About a decade ago, [1998] I gave a presentation at Duke, and later at various venues on the concept of "virtual commodity assets" becoming the defacto valuation platform against which all future trading indices, including currencies which themselves are a traded commodity, would be based.

The "dot com" debacle was a sort of momentary glimpse into this theoretical universe that had ALREADY become the well established, but "unpublished" reality of the global trading and currency grid systems.

What I found rather interesting at that particular event was that about half of the audience at the time (various faculty and industry analysts) were in complete denial, or simply did not want to see the obvious . . . but the other half not only were on the same page, but thought my presentation at the time was "too gentle" of a description of such phenomena.

But this is the real point, that was told to me in the strongest language possible - the public cannot be included in this "inner realm" of analysis, as the panic of realization and reaction thereof would itself become the process dynamic that would collapse the entire system.

In other words, even then, the system itself was already, in essence, a fantasy, a shell game of virtual commodities and valuation indices that had no real grounding in anything except the theoretical formulae that had been invented to create these "virtual commodity assets".

The implied intrinsic valuation was not based on the system itself, but on the psychology of perception of value in the system.

I cannot stress this strongly enough.

And I reiterate, this was a closed event filled with some of the best intellects of academia and international economic systems theory to be found anywhere, which included a number of theoreticians who had already been long engaged in their hedge funds, derivatives trading, and so on.

This was a chilling indicator of the differences between the psychology of public perception, and actual system health.

This hollow house of cards has been a spectacular theater act for many years, and certainly this was not unknown to many who played at this level in the game.

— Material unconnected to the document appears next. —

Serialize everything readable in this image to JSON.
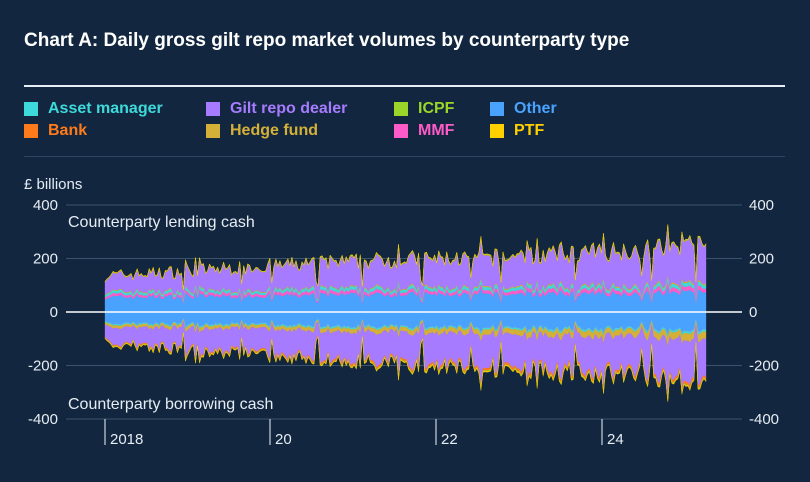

My sense of the past ten years is that various insider elements in the transnational banking consortia knew, with certainty, that this "global Ponzi scheme" would eventually come to an end in its current form, and their plan was to position themselves as the new power elite coming out of this now occurring perfect storm of engineered economic chaos, as a strategic long term eventstream with "acceptable" collateral damage to large segments of the US and global populations.

PBS can't report this - no one can.

To do so would cause even more damage than what is already apparent, at an accelerated pace that would spiral completely out of control, and complete exposure of this macro system architecture as described will be blocked, by whatever means necessary.

And that's the key here - this is engineered economic chaos strategic objective, and the theory is to manage the apparent chaos within pre-determined parameters.

This is what I believe is the reality, as the evidence I have personally witnessed would strongly suggest such to be the case.

The reality is, there is no "there" there.